Politique belge Dans les provinces wallonnes, il existe également une nébuleuse d'intercommunales semblable à Publifin et où siègent des mandataires publics tirant des revenus disproportionnés de cette activité.

Comme le révèlent nos confrères de la RTBF dans une enquête, l'intercommunale Ores, qui gère le réseau wallon de gaz et d'électricité (hors province de Liège) dissimule quelques subtilités. Par exemple, il n'existe pas un mais bien deux Ores !

Le premier Ores est l'intercommunale qui emploie 2.300 personnes et qui gère plus de 50.000 km de réseaux d'électricité ainsi que 10.000 km de réseaux de gaz. "Un travail qui justifie amplement un conseil d'administration de 16 membres, un président et deux vice-présidents rémunérés", écrivent nos confrères.

Dans son sillage, Ores Assets apparaît comme bien moins légitime. Cette seconde intercommunale n'emploie personne et ne semble être plus qu'un outil financier qui aurait dû disparaître. "Sa principale raison d'être a disparu depuis que les communes ont racheté les 25% de parts d'Electrabel dans le réseau de distribution. Elle pourrait être supprimée", explique un administrateur à la RTBF.

Lorsque l'on se rend sur le site internet d'Ores Assets et que l'on clique sur "Composition des organes", les raisons pour lesquelles l'intercommunale continue d'exister apparaissent comme plus évidentes... et plus polémiques. "Le principal conseil d'administration est composé de vingt-cinq administrateurs rémunérés avec un forfait de 5.400 euros brut par an, plus un jeton de 538 euros par conseil d'administration. Son président touche 21.500 euros par an et le vice-président 10.500 euros. Difficile pour les partis de renoncer à cette manne de mandats et aux rémunérations attachées", pointent du doigt nos confrères.

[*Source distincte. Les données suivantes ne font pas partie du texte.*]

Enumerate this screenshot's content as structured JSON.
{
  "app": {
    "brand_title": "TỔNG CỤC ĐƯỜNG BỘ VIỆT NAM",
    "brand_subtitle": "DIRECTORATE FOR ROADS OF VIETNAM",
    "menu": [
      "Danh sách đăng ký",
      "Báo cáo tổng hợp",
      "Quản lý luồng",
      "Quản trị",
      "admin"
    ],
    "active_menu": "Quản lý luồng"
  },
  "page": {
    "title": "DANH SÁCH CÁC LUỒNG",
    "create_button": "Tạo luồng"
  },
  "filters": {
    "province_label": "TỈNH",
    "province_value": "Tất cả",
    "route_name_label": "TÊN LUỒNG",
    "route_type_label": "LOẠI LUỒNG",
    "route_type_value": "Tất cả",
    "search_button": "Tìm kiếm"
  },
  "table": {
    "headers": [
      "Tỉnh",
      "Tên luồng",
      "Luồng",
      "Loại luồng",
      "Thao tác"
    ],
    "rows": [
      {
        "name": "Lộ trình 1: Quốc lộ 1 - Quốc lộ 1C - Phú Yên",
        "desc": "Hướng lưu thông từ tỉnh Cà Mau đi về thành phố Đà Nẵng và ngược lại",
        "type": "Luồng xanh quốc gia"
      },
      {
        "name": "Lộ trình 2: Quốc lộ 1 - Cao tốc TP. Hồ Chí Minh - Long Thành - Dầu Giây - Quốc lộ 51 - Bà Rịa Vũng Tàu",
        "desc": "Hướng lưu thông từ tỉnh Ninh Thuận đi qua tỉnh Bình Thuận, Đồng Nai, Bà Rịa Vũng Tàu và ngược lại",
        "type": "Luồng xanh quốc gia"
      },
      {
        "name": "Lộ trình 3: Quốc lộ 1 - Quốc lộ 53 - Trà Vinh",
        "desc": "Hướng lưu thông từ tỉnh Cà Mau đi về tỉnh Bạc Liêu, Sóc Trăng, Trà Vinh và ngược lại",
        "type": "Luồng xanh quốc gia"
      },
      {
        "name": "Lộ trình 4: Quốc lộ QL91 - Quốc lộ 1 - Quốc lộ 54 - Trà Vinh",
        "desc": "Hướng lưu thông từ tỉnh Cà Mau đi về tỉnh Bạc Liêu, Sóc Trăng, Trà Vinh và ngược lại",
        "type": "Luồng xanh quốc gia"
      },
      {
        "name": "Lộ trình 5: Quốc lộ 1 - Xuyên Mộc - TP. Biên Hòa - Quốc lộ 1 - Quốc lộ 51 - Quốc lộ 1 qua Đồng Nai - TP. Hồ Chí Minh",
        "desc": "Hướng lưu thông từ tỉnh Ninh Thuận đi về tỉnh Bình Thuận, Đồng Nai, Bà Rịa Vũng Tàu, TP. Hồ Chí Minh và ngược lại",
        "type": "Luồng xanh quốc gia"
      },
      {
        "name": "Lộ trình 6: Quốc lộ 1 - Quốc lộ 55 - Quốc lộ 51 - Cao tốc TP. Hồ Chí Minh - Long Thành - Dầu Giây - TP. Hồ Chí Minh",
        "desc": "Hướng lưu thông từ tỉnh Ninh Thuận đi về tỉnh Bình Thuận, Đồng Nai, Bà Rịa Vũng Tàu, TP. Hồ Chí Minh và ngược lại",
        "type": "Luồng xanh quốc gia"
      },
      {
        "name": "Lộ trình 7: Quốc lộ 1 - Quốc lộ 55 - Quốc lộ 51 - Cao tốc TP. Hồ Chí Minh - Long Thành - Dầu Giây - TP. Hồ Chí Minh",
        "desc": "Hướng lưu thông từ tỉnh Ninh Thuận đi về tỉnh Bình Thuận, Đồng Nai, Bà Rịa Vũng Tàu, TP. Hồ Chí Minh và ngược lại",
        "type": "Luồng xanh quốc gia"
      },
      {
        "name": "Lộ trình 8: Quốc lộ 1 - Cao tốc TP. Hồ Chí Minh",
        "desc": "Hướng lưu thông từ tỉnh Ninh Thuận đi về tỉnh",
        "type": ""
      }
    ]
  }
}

Pour rappel, la suppression des comités de secteur a été actée par le Parlement wallon en 2015 mais avait été postposée au 1er juillet de cette année. Une sorte de fusion des deux conseils d’administration d'Ores est, en conséquence, d'ores et déjà à l'étude.

D'autres intercommunales de "financement" pures, considérées comme obsolètes, sont également dans le viseur de la RTBF: Finest, Finimo, Sedifin, Idefin, Sofilux, IPFH, IEG et IFIGA. Au total, cela représente 8 conseils d'administration, 8 comités de direction, 8 présidents, 16 vice-présidents et pas moins de 200 administrateurs... tous rémunérés.